Dengan kata lain, pertanyaan itu dapat dikemukakan: Apakah engkau mengenal Allah yang telah menjelma menjadi manusia? Dalam dunia kita yang ditandai kesepian dan keputusasaan, sangatlan dibutuhkan orang-orang yang mengenal hati Allah, hati yang mengampuni, yang memperhatikan, yang mengundang orang untuk datang dan menyembuhkan. Dalam hati itu tidak ada kecurigaan, pembalasan, dendam atau sedikit pun rasa benci. Hati Allah adalah hati yang hanya mau memberikan kasih dan menerima kasih sebagai balasannya. Hati itu sangat menderita karena melihat betapa hebat penderitaan manusia dan daya tolaknya untuk mempercayakan diri kepada Allah yang mau menawarkan penghiburan dan harapan.

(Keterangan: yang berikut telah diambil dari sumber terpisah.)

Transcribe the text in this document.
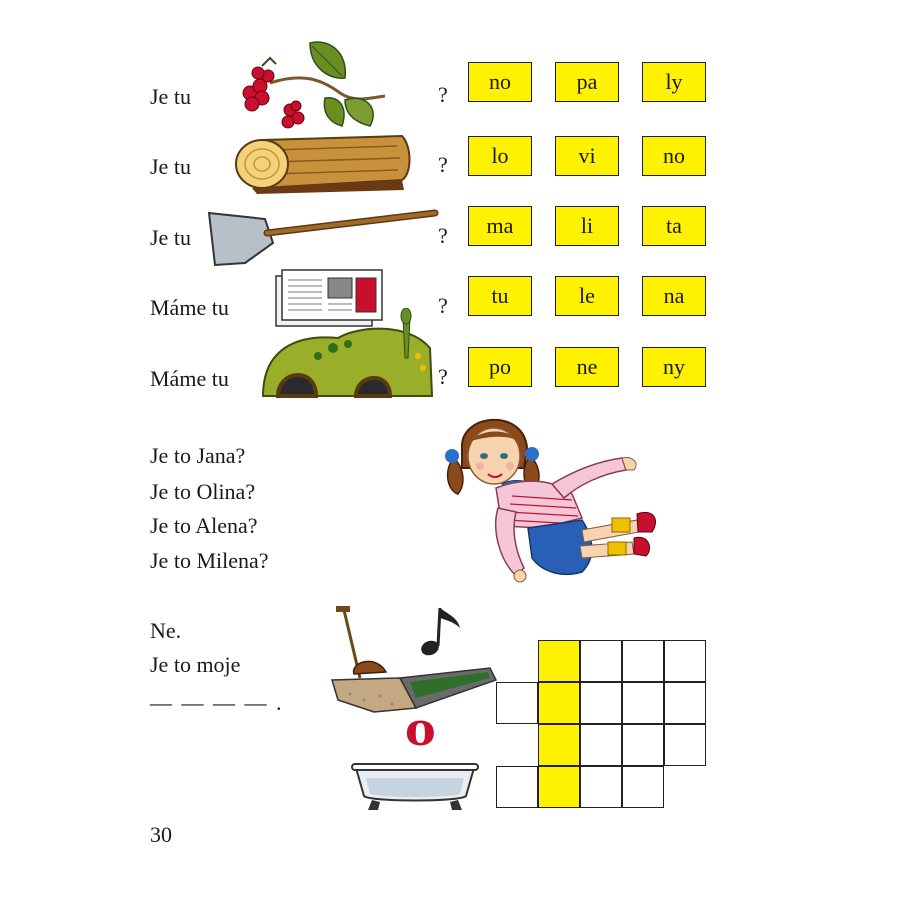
Je tu
Je tu
Je tu
Máme tu
Máme tu
?
?
?
?
?
no	pa	ly
lo	vi	no
ma	li	ta
tu	le	na
po	ne	ny
Je to Jana?
Je to Olina?
Je to Alena?
Je to Milena?
Ne.
Je to moje
— — — — .	o
30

Yesus tidak hanya melibatkan diri untuk menyembuhkan orang dan menjalankan keadilan. Ia menawarkan kasih, kepercayaan, dan persahabatan-Nya kepada setiap orang. Ia menyatakan kepada setiap orang, betapa indah dan bernilainya mereka dan betapa mereka dicintai Allah. Apalagi yang terpanggil sebagai murid-muid-Nya, menjadi keniscayaan untuk meyakini sebagai yang dikasihi-Nya. Ini juga kebutuhan yang paling dalam yang ada di hati orang.